HEALTH CARE/Joan Retsinas

Scroogian Tale of BiDil

The tale of Scrooge and Tiny Tim revolves around an individual's moral compass. Scrooge amassed a fortune on the labor -- call it productivity -- of beleaguered Bob Cratchit. Focusing on the bottom line, Scrooge didn't see the desperate straits of the Cratchits. He didn't care that Tiny Tim, their crippled (Dickens' word) young son, was moribund. Enter the three ghosts. Poof! Scrooge underwent the epiphany that zillions of readers have cheered: he looked beyond the bottom line to the people whose suffering under-girded his success. At the end, Scrooge treated the Cratchits to at a bountiful feast. And readers knew that Tiny Tim would live.

This is a story of hope, with a reassuring formula. An individual's miserliness breeds suffering. The solution? Reform the individual. A reborn Scrooge ("I feel like a baby!") sheds his miserliness. And the suffering ceases.

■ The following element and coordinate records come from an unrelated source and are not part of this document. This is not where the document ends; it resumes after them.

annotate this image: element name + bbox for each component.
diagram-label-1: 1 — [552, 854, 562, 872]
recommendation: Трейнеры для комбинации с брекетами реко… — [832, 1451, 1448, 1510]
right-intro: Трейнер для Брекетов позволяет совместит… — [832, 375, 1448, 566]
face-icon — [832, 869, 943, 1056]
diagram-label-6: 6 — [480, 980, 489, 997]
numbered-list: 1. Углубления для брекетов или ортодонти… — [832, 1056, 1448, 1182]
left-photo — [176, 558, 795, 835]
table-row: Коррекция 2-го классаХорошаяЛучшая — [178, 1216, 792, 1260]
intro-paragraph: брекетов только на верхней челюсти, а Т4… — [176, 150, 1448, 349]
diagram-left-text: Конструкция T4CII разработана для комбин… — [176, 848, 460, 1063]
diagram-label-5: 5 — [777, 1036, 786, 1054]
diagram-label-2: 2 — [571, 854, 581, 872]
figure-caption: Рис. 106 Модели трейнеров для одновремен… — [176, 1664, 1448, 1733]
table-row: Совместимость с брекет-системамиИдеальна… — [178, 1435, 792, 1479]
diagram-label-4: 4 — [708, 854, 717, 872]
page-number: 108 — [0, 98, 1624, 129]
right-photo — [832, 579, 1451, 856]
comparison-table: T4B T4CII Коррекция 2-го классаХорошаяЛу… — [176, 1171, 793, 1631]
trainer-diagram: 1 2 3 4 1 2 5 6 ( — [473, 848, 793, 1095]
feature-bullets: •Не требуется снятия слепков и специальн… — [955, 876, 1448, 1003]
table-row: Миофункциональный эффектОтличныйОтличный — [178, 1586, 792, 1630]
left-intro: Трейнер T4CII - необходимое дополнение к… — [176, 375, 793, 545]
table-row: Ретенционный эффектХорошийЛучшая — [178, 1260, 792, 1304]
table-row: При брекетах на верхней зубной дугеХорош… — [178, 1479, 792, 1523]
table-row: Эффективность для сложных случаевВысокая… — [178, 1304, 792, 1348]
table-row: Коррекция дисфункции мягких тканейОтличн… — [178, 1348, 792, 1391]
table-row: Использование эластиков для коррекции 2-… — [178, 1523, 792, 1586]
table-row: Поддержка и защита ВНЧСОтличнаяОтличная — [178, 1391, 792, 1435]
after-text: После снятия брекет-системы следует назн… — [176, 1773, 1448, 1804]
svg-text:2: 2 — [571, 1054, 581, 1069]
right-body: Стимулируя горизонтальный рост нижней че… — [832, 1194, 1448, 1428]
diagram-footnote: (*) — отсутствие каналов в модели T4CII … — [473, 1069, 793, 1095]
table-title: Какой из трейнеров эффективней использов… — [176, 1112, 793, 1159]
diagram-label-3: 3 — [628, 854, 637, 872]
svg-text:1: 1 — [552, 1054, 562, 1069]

Would that the genesis of suffering lay solely within the moral bearings of an individual -- and that sparking a moral rebirth within an individual would -- poof! -- write a happy ending to a sad tale.

When Scrooge is a system, not a person, the tale ends differently.

In this holiday season, our freewheeling, capitalist system -- the one that has given us astounding prosperity -- has also given us a tale of miserliness.

The tale of the drug BiDil begins with a scientific discovery. In clinical trials, researchers found that African Americans, who are disproportionately prone to congestive heart failure, responded well to this pill.

The reasons for the racially-marked impact were not obvious; but the statistics were sufficiently convincing to spur the manufacturer, NitroMed, to seek FDA approval. In January 2005 BiDil went on the market. As the first drug earmarked for one racial group, the approval drew press coverage.

Roughly 750,000 African-Americans suffer from congestive heart failure.

Analysts expected a substantial swathe of them to start taking the drug. The cost was high (as much as $2,700 annually); but the patients most likely to benefit from BiDil are elderly, poor, and African American -- sociologically speaking, the trifecta of discrimination in America. These patients were often covered by state Medicaid insurance. And states generally picked up the tab for BiDil. After all, states negotiated with drug manufacturers for low prices. And states' Medicaid constituency is comprised of poor patients.

At this point the tale, while not an especially happy one, was promising. Medicaid could not change the plight of its patients; but it could help a number of them with failing hearts live longer.

Enter systemic government reform. Enter the ferociously competitive corporate megaliths battling for market share. Enter Medicare Part D.

Medicare Part D encompassed all the people who had been enrolled in Medicaid. States could stop paying for drugs for their elderly, poor, minority patients. These patients, like everybody else over age 65, would be enrolled in one of the assorted private-sector plans of Medicare Part D. At first glance, this seems an improvement. Programs run for the entire population generally give better service than those run expressly for a disadvantaged segment.

But this new Medicare add-on incorporated the plusses -- and the pitfalls -- of a competitive market. The plans looked at BiDil and saw its cost. Did people really need that drug? Some experts suggested that a patient could get the same benefit by chopping up generic pills and combining them. (Other experts criticized this self-help alchemy.) Medicaid had footed the bill, but Medicaid negotiated for cheaper prices with manufacturers. For Medicare Part D, the federal rules barred plans from negotiating. What the drug companies charged, was what the plans had to pay.

So the plans did the kind of cost-benefit analysis that drives capitalism. On the one hand, some patients -- a small subset of the total subscriber-pool -- might improve with BiDil. On the other hand, the rise in costs might spike premiums for everybody else. The plans needed to stay competitive to stay in this market. Plans' mandate is to enrich their shareholders.

So Medicare Part D plans made the decision that a pre-Ghost Scrooge would have understood: they excluded BiDil from their formularies. Patients could chop up different generic drugs -- or do without. Sylvia Pagan Westphal reports in the Wall Street Journal that 1% of the affected patient-population takes BiDil.

When Scrooge is a system, not a person, there is no quick redemption via ghostly visitations. The plans are economic vehicles, not people. Compassion is not a corporate virtue.

If this tale is to have a happy ending, the federal government must intervene. It will have to unshackle plans, letting them negotiate directly with manufacturers, not just for BiDil, but for all drugs. It will have to prod the plans into expanding their formularies.

In this season of hope, I hope that the administration will write that concluding chapter to this tale.